I sindacati si difendono scaricando la colpa sugli imprenditori: lavoro faticoso e senza orari o giorni di riposo, poco retribuito e con scarse gratificazioni, spesso in nero, tanto che i giovani preferiscono andare a lavorare all’estero, dove vengono pagati meglio e, perlomeno, imparano o migliorano una lingua, sempre utile nella vita e nella professione. Sicuramente vero, almeno in parte, ma non era più facile nemmeno per i giovani della mia generazione, che d’estate lavoravano in campagna, al mare o allo zuccherificio e in inverno spalavano la neve (allora c’era) e vendevano enciclopedie per pagarsi gli studi o sopravvivere. Proprio in Romagna, una terra che conosco bene per tanti motivi, fino a pochi anni fa c’era una economia che viveva basandosi sulla risorsa turismo balneare, qui per altro nata all’inizio del secolo scorso. Ogni famiglia della costa o dell’interno aveva almeno un componente che spariva a maggio e ricompariva a fine settembre, con un gruzzolo con cui sopravvivere poi tutto il resto dell’anno. Ognuno si inventava un lavoro: dallo sguattero all’aiuto bagnino, dal gelataio ambulante al negozio stagionale, al parcheggiatore abusivo. E poi c’era un forte indotto legato stagionalmente al turismo.

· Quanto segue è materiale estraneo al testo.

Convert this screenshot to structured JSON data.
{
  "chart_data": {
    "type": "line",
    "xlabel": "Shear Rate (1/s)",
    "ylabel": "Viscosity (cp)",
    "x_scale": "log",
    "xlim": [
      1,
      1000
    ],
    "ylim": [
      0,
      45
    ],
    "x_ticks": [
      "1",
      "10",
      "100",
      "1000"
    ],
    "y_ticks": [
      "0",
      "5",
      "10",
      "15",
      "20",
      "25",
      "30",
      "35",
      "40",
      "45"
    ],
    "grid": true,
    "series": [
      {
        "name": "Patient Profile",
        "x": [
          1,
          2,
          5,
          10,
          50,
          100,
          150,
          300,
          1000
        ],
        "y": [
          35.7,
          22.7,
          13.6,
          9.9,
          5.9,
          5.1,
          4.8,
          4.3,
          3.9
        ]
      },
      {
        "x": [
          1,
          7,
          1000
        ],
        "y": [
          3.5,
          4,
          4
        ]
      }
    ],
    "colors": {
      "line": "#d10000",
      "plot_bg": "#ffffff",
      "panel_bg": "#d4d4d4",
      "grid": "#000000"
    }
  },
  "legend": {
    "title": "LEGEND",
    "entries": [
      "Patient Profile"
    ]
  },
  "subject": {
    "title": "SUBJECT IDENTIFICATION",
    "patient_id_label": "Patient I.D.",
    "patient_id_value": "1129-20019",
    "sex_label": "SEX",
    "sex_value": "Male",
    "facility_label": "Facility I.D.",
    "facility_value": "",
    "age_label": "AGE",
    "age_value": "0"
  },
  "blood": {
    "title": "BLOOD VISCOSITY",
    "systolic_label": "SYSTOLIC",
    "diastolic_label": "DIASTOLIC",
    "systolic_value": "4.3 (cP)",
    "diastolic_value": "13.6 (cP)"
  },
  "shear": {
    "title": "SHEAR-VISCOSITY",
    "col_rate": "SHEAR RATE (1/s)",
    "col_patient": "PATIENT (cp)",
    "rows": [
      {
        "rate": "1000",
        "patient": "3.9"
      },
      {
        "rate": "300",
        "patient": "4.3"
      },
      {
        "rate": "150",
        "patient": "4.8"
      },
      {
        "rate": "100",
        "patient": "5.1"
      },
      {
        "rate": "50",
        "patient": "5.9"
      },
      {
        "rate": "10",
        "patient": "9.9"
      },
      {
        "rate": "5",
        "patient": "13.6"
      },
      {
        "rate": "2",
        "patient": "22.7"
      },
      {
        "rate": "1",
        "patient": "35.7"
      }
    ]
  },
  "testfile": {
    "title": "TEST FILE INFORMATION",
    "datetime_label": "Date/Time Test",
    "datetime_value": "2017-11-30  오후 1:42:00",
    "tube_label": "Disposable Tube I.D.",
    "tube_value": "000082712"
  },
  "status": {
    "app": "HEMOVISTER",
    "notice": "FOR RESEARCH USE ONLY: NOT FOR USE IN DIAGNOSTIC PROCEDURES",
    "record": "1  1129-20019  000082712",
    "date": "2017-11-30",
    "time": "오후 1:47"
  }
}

Ci sono stati anche non pochi matrimoni misti, romagnoli con bionde nordiche, e parecchie famiglie locali sfasciate, almeno per tre mesi, poi davanti ai soldi guadagnati tutto si ricomponeva, e pazienza se c’era scappata qualche distrazione: per fortuna le corna sono invisibili. Tanto le prime piogge lavavano tutti i peccati, e nessuno osava mettere in discussione “la stagione”, cioè il lavoro stagionale in riviera, presupposto imprescindibile per l’economia di tante famiglie. Evidentemente deve essersi inceppato qualcosa nel meccanismo, se con questi chiari di luna mancano all’appello qualcosa come alcune migliaia di lavoratori.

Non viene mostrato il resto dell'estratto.